To identify any vertical asymptotes of \(h(x)\), set the denominator of the function equal to zero and solve for \(x\). The denominator of the function is \((x-3)^{2}\). Setting this equal to zero gives us \(x-3 = 0\), which in turn gives the solution \(x = 3\). Hence, the vertical asymptote of the function is \(x = 3\).

For the rational function \(h(x)\), the degree of the denominator (which is 2) is greater than the degree of the numerator (which is 0). This means that as \(x\) gets larger and larger in the positive or negative direction, the value of the function gets closer and closer to 0. Hence, the horizontal asymptote of the function is \(y = 0\).

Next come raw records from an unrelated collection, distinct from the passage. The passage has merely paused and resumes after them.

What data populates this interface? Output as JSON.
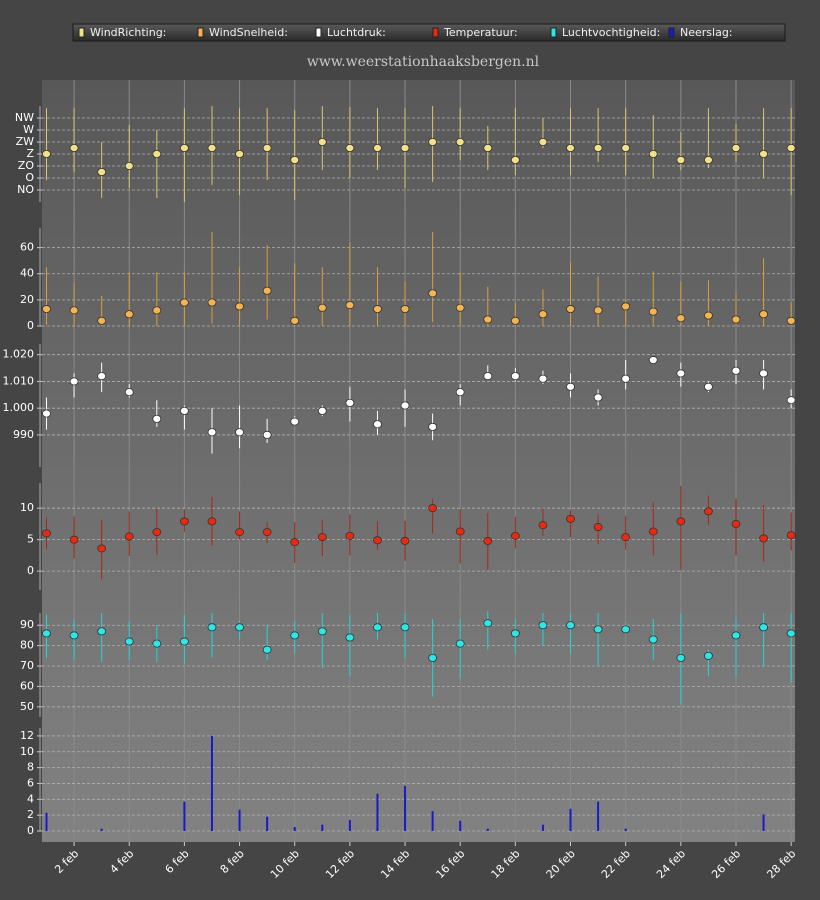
{
  "chart_data": {
    "type": "multi-panel",
    "title": "www.weerstationhaaksbergen.nl",
    "categories": [
      null,
      "2 feb",
      null,
      "4 feb",
      null,
      "6 feb",
      null,
      "8 feb",
      null,
      "10 feb",
      null,
      "12 feb",
      null,
      "14 feb",
      null,
      "16 feb",
      null,
      "18 feb",
      null,
      "20 feb",
      null,
      "22 feb",
      null,
      "24 feb",
      null,
      "26 feb",
      null,
      "28 feb"
    ],
    "grid": true,
    "panels": [
      {
        "type": "errorbar",
        "name": "WindRichting:",
        "color": "#f2e08a",
        "whisker_color": "#d9c66e",
        "ylim": [
          0,
          360
        ],
        "yticks": [
          {
            "value": 45,
            "label": "NO"
          },
          {
            "value": 90,
            "label": "O"
          },
          {
            "value": 135,
            "label": "ZO"
          },
          {
            "value": 180,
            "label": "Z"
          },
          {
            "value": 225,
            "label": "ZW"
          },
          {
            "value": 270,
            "label": "W"
          },
          {
            "value": 315,
            "label": "NW"
          }
        ],
        "values": [
          180,
          202.5,
          112.5,
          135,
          180,
          202.5,
          202.5,
          180,
          202.5,
          157.5,
          225,
          202.5,
          202.5,
          202.5,
          225,
          225,
          202.5,
          157.5,
          225,
          202.5,
          202.5,
          202.5,
          180,
          157.5,
          157.5,
          202.5,
          180,
          202.5
        ],
        "high": [
          352,
          352,
          225,
          289,
          270,
          352,
          360,
          352,
          352,
          345,
          360,
          356,
          352,
          352,
          360,
          352,
          285,
          352,
          315,
          352,
          352,
          352,
          326,
          262,
          352,
          292,
          352,
          352
        ],
        "low": [
          82,
          112,
          15,
          52,
          15,
          0,
          64,
          26,
          82,
          8,
          120,
          90,
          120,
          52,
          75,
          157,
          120,
          101,
          202,
          101,
          150,
          101,
          90,
          120,
          127,
          150,
          90,
          26
        ]
      },
      {
        "type": "errorbar",
        "name": "WindSnelheid:",
        "color": "#f5b451",
        "whisker_color": "#d99e3c",
        "ylim": [
          0,
          75
        ],
        "yticks": [
          0,
          20,
          40,
          60
        ],
        "values": [
          13,
          12,
          4,
          9,
          12,
          18,
          18,
          15,
          27,
          4,
          14,
          16,
          13,
          13,
          25,
          14,
          5,
          4,
          9,
          13,
          12,
          15,
          11,
          6,
          8,
          5,
          9,
          4
        ],
        "high": [
          45,
          33,
          23,
          41,
          41,
          41,
          72,
          45,
          62,
          48,
          45,
          64,
          45,
          34,
          72,
          41,
          30,
          18,
          28,
          49,
          38,
          20,
          42,
          34,
          35,
          26,
          52,
          18
        ],
        "low": [
          1,
          0,
          0,
          0,
          0,
          0,
          2,
          0,
          5,
          0,
          0,
          0,
          0,
          0,
          3,
          0,
          0,
          0,
          0,
          0,
          0,
          0,
          0,
          0,
          0,
          0,
          0,
          0
        ]
      },
      {
        "type": "errorbar",
        "name": "Luchtdruk:",
        "color": "#ffffff",
        "whisker_color": "#ffffff",
        "ylim": [
          978,
          1024
        ],
        "yticks": [
          990,
          {
            "value": 1000,
            "label": "1.000"
          },
          {
            "value": 1010,
            "label": "1.010"
          },
          {
            "value": 1020,
            "label": "1.020"
          }
        ],
        "values": [
          998,
          1010,
          1012,
          1006,
          996,
          999,
          991,
          991,
          990,
          995,
          999,
          1002,
          994,
          1001,
          993,
          1006,
          1012,
          1012,
          1011,
          1008,
          1004,
          1011,
          1018,
          1013,
          1008,
          1014,
          1013,
          1003
        ],
        "high": [
          1004,
          1013,
          1017,
          1009,
          1003,
          1001,
          1000,
          1001,
          996,
          997,
          1001,
          1008,
          999,
          1007,
          998,
          1009,
          1016,
          1015,
          1014,
          1013,
          1007,
          1018,
          1019,
          1017,
          1010,
          1018,
          1018,
          1007
        ],
        "low": [
          992,
          1004,
          1006,
          1004,
          993,
          992,
          983,
          985,
          987,
          994,
          997,
          995,
          990,
          993,
          988,
          1001,
          1011,
          1010,
          1009,
          1004,
          1001,
          1007,
          1017,
          1008,
          1006,
          1009,
          1007,
          1000
        ]
      },
      {
        "type": "errorbar",
        "name": "Temperatuur:",
        "color": "#e82a10",
        "whisker_color": "#a8281a",
        "ylim": [
          -3,
          14
        ],
        "yticks": [
          0,
          5,
          10
        ],
        "values": [
          6,
          5,
          3.6,
          5.5,
          6.2,
          7.9,
          7.9,
          6.2,
          6.2,
          4.6,
          5.4,
          5.6,
          4.9,
          4.8,
          10,
          6.3,
          4.8,
          5.6,
          7.3,
          8.3,
          7,
          5.4,
          6.3,
          7.9,
          9.5,
          7.5,
          5.2,
          5.7
        ],
        "high": [
          8.5,
          8.7,
          8.2,
          9.5,
          9.9,
          9.8,
          11.8,
          9.5,
          7.8,
          7.8,
          8.2,
          9,
          7.9,
          8,
          11.5,
          9.8,
          9.2,
          8.6,
          10,
          9.7,
          9,
          8.8,
          11,
          13.5,
          12,
          11.5,
          10.5,
          9.3
        ],
        "low": [
          3.5,
          2,
          -1.3,
          2.4,
          2.6,
          6.2,
          4,
          5,
          4.5,
          1.3,
          2.4,
          2.5,
          3.4,
          1.6,
          6,
          1.2,
          0.2,
          3.6,
          5.6,
          5.4,
          4.3,
          3.4,
          2.5,
          0.2,
          7.3,
          2.5,
          1.5,
          3.3
        ]
      },
      {
        "type": "errorbar",
        "name": "Luchtvochtigheid:",
        "color": "#2ee6e6",
        "whisker_color": "#25d4d4",
        "ylim": [
          45,
          96
        ],
        "yticks": [
          50,
          60,
          70,
          80,
          90
        ],
        "values": [
          86,
          85,
          87,
          82,
          81,
          82,
          89,
          89,
          78,
          85,
          87,
          84,
          89,
          89,
          74,
          81,
          91,
          86,
          90,
          90,
          88,
          88,
          83,
          74,
          75,
          85,
          89,
          86
        ],
        "high": [
          95,
          93,
          96,
          92,
          90,
          95,
          96,
          92,
          90,
          92,
          96,
          95,
          96,
          96,
          93,
          93,
          97,
          93,
          96,
          96,
          96,
          91,
          93,
          96,
          78,
          94,
          96,
          96
        ],
        "low": [
          74,
          73,
          72,
          73,
          72,
          71,
          74,
          83,
          73,
          76,
          69,
          65,
          83,
          74,
          55,
          64,
          78,
          76,
          80,
          76,
          70,
          86,
          73,
          51,
          65,
          65,
          70,
          62
        ]
      },
      {
        "type": "bar",
        "name": "Neerslag:",
        "color": "#1a1ac8",
        "ylim": [
          0,
          13
        ],
        "yticks": [
          0,
          2,
          4,
          6,
          8,
          10,
          12
        ],
        "values": [
          2.3,
          0,
          0.3,
          0,
          0,
          3.7,
          12,
          2.7,
          1.8,
          0.5,
          0.8,
          1.4,
          4.7,
          5.7,
          2.5,
          1.3,
          0.3,
          0,
          0.8,
          2.8,
          3.7,
          0.3,
          0,
          0,
          0,
          0,
          2.1,
          0
        ]
      }
    ]
  }
}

The x-intercept of the function can be found by setting the function equal to zero. However, trying to solve \(h(x) = 0\) will not produce real solutions because the numerator of the function is a constant (-9) instead of a variable. This shows that \(h(x)\) has no x-intercepts. The y-intercept can be found by plugging in x = 0 into the function which gives \(h(0) = \frac{-9}{(0-3)^{2}} = 1\). Hence, the y-intercept of the function is (0, 1).

The graph of \(h(x) = \frac{-9}{(x-3)^{2}}\) can be sketched using the asymptotes and intercepts found earlier. First, draw the vertical line \(x = 3\) and the horizontal line \(y = 0\), with dashes to indicate they are asymptotes. Then plot the point (0,1), which is the y-intercept of the graph. The graph takes a shape similar to a downward-opening parabola, but with the left and right branches getting closer and closer to the x-axis as x moves away from 3 in either direction. The function never crosses the x-axis as there are no x-intercepts, and also never crosses the vertical asymptote \(x = 3\). Hence, the graph has a general U-shape, mirroring about the vertical line \(x = 3\), but with the branches opening downwards. Also, the graph approaches but never reaches the horizontal line \(y = 0\).